This is the seventh installment in a virtual event series, which examines the impact of structural racism on our economy and advances ideas to improve economic outcomes for all Americans.
People without good health or health care often struggle to fully participate in the economy. This event will examine how systemic racism impacts health and, ultimately, economic outcomes. Social determinants of health like economic stability and housing affect the kinds of jobs people can access. During the COVID-19 pandemic, low-income people of color disproportionately worked in more risky, high-contact jobs, and this led to higher infection and mortality rates. Racial and ethnic health disparities can also be barriers to employment. The session will explore the intersection of health, racism, and the economy because it’s so critical to the Federal Reserve’s work to promote a strong economy and maximum employment.

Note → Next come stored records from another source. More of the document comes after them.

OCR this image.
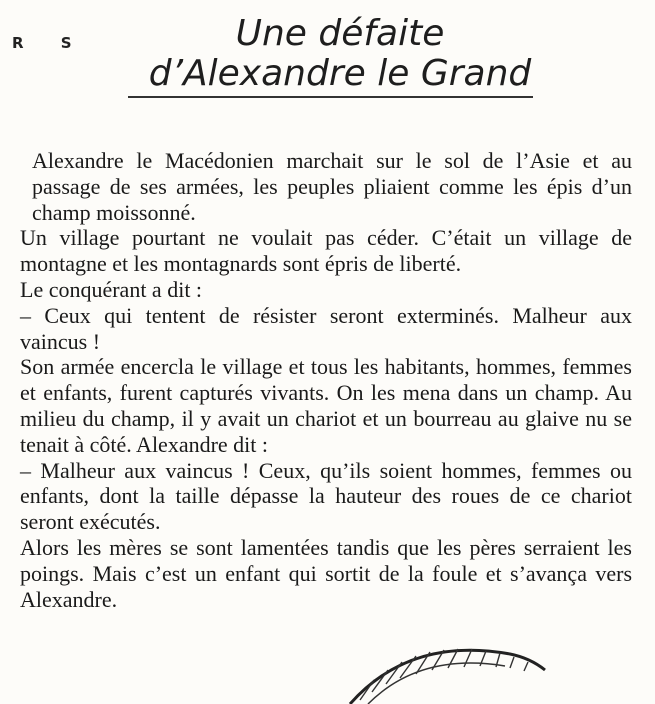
R S	Une défaite
d’Alexandre le Grand

Alexandre le Macédonien marchait sur le sol de l’Asie et au passage de ses armées, les peuples pliaient comme les épis d’un champ moissonné.

Un village pourtant ne voulait pas céder. C’était un village de montagne et les montagnards sont épris de liberté.

Le conquérant a dit :

– Ceux qui tentent de résister seront exterminés. Malheur aux vaincus !

Son armée encercla le village et tous les habitants, hommes, femmes et enfants, furent capturés vivants. On les mena dans un champ. Au milieu du champ, il y avait un chariot et un bourreau au glaive nu se tenait à côté. Alexandre dit :

– Malheur aux vaincus ! Ceux, qu’ils soient hommes, femmes ou enfants, dont la taille dépasse la hauteur des roues de ce chariot seront exécutés.

Alors les mères se sont lamentées tandis que les pères serraient les poings. Mais c’est un enfant qui sortit de la foule et s’avança vers Alexandre.
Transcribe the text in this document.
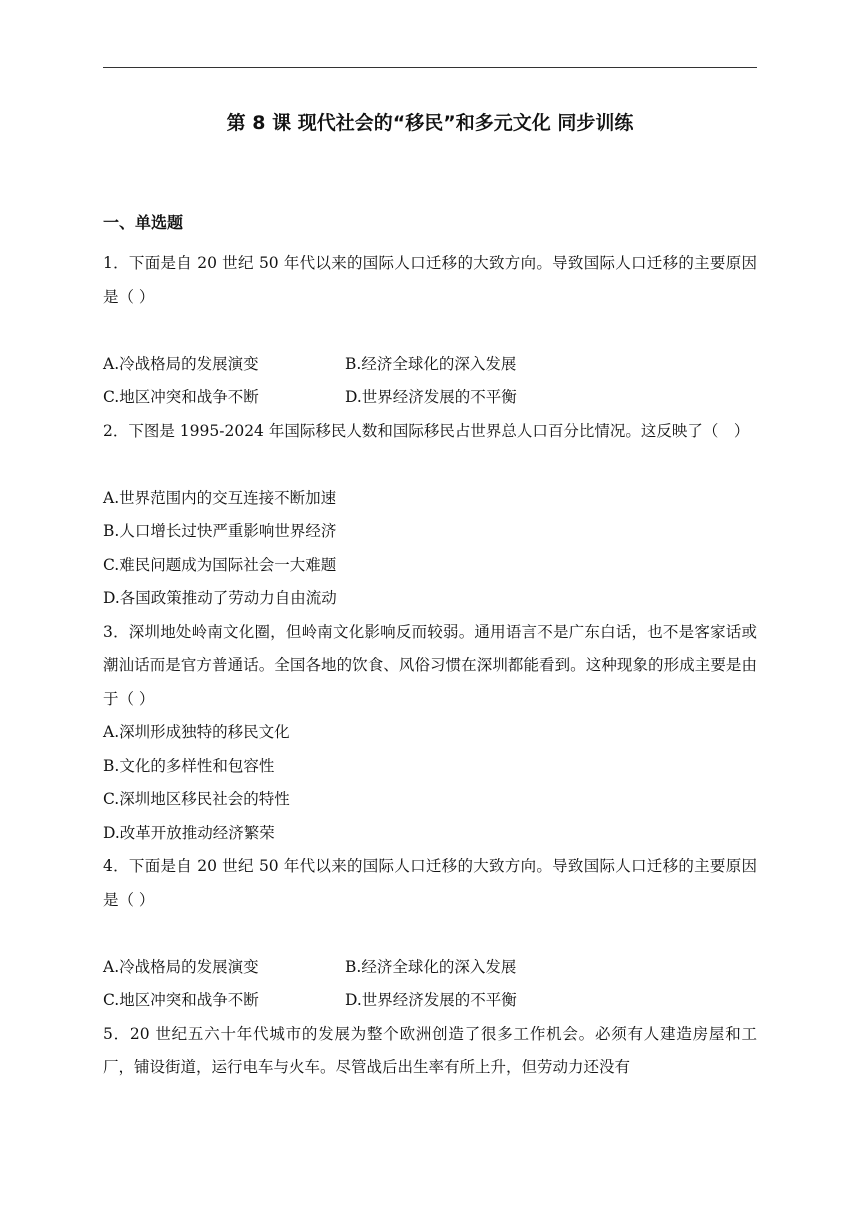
第 8 课 现代社会的“移民”和多元文化 同步训练
一、单选题

1．下面是自 20 世纪 50 年代以来的国际人口迁移的大致方向。导致国际人口迁移的主要原因是（ ）

A.冷战格局的发展演变	B.经济全球化的深入发展
C.地区冲突和战争不断	D.世界经济发展的不平衡

2．下图是 1995-2024 年国际移民人数和国际移民占世界总人口百分比情况。这反映了（　）

A.世界范围内的交互连接不断加速

B.人口增长过快严重影响世界经济

C.难民问题成为国际社会一大难题

D.各国政策推动了劳动力自由流动

3．深圳地处岭南文化圈，但岭南文化影响反而较弱。通用语言不是广东白话，也不是客家话或潮汕话而是官方普通话。全国各地的饮食、风俗习惯在深圳都能看到。这种现象的形成主要是由于（ ）

A.深圳形成独特的移民文化

B.文化的多样性和包容性

C.深圳地区移民社会的特性

D.改革开放推动经济繁荣

4．下面是自 20 世纪 50 年代以来的国际人口迁移的大致方向。导致国际人口迁移的主要原因是（ ）

A.冷战格局的发展演变	B.经济全球化的深入发展
C.地区冲突和战争不断	D.世界经济发展的不平衡

5．20 世纪五六十年代城市的发展为整个欧洲创造了很多工作机会。必须有人建造房屋和工厂，铺设街道，运行电车与火车。尽管战后出生率有所上升，但劳动力还没有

- Stacy Bohlen, Chief Executive Officer, National Indian Health Board
- Abdul El-Sayed, Physician, Epidemiologist, Author, Podcast Host, and Senior Fellow, Harvard T.H. Chan School of Public Health
- Wayne Frederick, President, Howard University
- William Frist, Former U.S. Senator and U.S. Senate Majority Leader, Heart and Lung Transplant Surgeon, and Adjunct Professor of Cardiac Surgery, Vanderbilt University
- Anthony Iton, Lecturer of Health Policy and Management, University of California, Berkeley School of Public Health, and Senior Vice President for Healthy Communities, The California Endowment
- Robert Kaplan, President, Federal Reserve Bank of Dallas
- Neel Kashkari, President, Federal Reserve Bank of Minneapolis
- Marielle Segarra, Senior Reporter, Marketplace (moderator)
- John Williams, President, Federal Reserve Bank of New York
More speakers to be added.
Registration is open. Reserve your spot today.
Racism forms the foundation of inequality in our society. It limits opportunity for people of color and threatens the health of our economy. While the global pandemic has intensified racial and economic disparities, the killing of George Floyd in Minneapolis has galvanized people from all walks of life to address the systems and structures that enable and perpetuate these outcomes.
Hosted by all 12 District Banks of the U.S. Federal Reserve System, “Racism and the Economy” is a virtual series that brings together community, business, and academic leaders to examine the economic impact of racism and advance bold ideas and concrete actions to achieve an economy that makes opportunity available to everyone.